Why gift her another moment in the spotlight? Homophobia and evangelical legislation have newly sharpened teeth, so Caroline Bird’s witty new play feels timely, as it peers under the bonnet of the campaigner’s self-promotion and asks what it feels like to be running on moral conviction.

Bird’s Whitehouse often sounds like one of Victoria Wood’s redoubtable monsters, twinkling about ramekins and pebble-dashed with prejudice. In her salmon pink turtleneck, slingbacks and jazzy two-pieces (“The gays were not expecting that”), Maxine Peake is all homely chuckles, her toes tapping as her rhetoric revs up. She’d be camp if she weren’t so adamantine, and if Bird didn’t take her so seriously.

Whitehouse campaigned against porn and Howard Brenton’s The Romans in Britain, but the play circles her views on homosexuality and private prosecution of Gay News for a blasphemous poem (“He does WHAT to the dead body of Christ?”). Samuel Barnett, swathed in 1970s shades of mushroom and mustard, plays all the supporting roles, confronting Whitehouse with a succession of distressed parents, conflicted gay people and strong-viewed women.
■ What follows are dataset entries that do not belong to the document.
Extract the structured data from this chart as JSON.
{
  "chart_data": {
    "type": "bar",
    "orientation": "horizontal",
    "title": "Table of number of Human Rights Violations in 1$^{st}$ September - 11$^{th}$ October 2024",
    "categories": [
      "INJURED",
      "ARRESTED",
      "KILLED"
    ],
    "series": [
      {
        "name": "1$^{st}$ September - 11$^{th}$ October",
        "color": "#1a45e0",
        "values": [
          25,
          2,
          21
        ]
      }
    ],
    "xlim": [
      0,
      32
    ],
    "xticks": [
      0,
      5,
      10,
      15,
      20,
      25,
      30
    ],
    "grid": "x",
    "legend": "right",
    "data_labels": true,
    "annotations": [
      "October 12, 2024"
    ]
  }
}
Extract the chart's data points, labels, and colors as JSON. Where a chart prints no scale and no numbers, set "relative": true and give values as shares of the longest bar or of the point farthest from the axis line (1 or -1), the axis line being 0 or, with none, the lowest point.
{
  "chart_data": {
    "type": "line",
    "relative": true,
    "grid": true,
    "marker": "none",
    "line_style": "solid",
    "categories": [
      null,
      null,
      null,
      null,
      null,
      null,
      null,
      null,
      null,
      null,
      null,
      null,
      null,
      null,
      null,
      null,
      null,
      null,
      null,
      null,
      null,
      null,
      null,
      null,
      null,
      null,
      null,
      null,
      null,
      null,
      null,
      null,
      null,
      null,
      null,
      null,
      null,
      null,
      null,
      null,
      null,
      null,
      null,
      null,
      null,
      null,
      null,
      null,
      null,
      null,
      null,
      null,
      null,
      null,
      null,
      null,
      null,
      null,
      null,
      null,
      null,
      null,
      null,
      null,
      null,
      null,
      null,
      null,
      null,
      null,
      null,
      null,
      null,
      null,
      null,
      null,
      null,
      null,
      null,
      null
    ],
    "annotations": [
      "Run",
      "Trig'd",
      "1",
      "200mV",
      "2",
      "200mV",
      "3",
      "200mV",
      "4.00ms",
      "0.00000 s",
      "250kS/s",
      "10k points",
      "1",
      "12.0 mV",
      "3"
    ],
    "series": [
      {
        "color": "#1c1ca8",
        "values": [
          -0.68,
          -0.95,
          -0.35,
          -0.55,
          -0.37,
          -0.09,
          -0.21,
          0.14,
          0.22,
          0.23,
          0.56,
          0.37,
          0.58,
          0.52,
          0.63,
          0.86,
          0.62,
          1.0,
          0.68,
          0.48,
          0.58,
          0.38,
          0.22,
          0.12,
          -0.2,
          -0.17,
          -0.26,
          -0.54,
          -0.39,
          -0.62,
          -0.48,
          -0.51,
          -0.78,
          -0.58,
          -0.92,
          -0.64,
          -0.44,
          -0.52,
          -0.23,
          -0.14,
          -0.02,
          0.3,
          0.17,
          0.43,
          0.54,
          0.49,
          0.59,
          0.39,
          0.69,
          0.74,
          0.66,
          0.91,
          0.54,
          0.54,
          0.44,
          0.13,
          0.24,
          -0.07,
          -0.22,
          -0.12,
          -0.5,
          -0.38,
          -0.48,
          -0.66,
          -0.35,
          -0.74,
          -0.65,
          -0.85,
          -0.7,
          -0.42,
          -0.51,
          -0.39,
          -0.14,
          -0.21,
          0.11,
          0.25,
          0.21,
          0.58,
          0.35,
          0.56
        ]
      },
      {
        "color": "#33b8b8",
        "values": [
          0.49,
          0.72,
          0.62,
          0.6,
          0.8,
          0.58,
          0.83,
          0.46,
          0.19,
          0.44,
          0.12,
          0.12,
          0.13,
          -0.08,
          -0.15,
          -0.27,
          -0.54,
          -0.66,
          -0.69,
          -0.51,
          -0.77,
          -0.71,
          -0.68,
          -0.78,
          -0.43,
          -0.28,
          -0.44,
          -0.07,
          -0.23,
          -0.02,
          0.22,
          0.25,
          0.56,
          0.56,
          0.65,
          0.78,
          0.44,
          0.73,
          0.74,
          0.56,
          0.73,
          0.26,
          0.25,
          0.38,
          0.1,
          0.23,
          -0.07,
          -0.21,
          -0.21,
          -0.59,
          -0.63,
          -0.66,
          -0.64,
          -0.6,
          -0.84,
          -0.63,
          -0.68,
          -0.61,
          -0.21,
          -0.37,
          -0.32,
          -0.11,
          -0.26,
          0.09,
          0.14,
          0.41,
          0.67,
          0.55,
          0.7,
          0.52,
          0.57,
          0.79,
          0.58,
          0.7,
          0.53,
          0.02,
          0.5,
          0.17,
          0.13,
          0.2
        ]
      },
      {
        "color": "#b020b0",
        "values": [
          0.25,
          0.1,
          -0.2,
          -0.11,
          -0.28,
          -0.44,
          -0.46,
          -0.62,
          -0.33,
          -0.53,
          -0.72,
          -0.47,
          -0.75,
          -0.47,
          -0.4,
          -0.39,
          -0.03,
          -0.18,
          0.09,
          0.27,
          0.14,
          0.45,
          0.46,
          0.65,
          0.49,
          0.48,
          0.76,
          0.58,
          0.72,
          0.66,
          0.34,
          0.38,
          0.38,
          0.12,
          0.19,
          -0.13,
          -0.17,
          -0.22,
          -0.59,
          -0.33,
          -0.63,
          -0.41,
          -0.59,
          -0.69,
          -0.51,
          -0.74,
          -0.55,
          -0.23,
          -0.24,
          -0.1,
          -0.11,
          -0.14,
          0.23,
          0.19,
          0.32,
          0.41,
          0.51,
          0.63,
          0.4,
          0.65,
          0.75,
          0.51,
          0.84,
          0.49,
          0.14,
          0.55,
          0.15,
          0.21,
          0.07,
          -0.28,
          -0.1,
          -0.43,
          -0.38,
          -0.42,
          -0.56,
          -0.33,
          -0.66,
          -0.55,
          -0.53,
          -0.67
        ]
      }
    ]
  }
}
Shades of mushroom and mustard … Samuel Barnett plays all the supporting roles opposite Peake.
Shades of mushroom and mustard … Samuel Barnett plays all the supporting roles opposite Peake. Photograph: Helen Murray

Visiting Margaret Thatcher, Whitehouse runs a doubtful finger over the Downing Street sideboard but receives a cold shoulder after hauling out a tupperware of sex toys (“Do you know what a butt plug is?”). The Tories don’t need a crank to devise Section 28. Other encounters, hinging on maternal tension, briefly wobble Whitehouse’s world view: her mother’s boho reinvention and an interview with the Guardian’s Jill Tweedie that stumbles into fraught revelation.

It’s an ample play, in Sarah Frankcom’s steady-paced production – you sense that scenes were shuffled to fit so much material. Despite Peter Butler’s deft period costumes, you can’t ignore the contemporary tang of intransigent conservatism and its strange persecution complex.

Tears and pained confessions can’t dent Whitehouse’s sense of purpose. Peake’s smile seems progressively stranger – a taut line of defence against doubt. Bird uncovers a moralist who is a stranger to herself, impervious even to her own pain.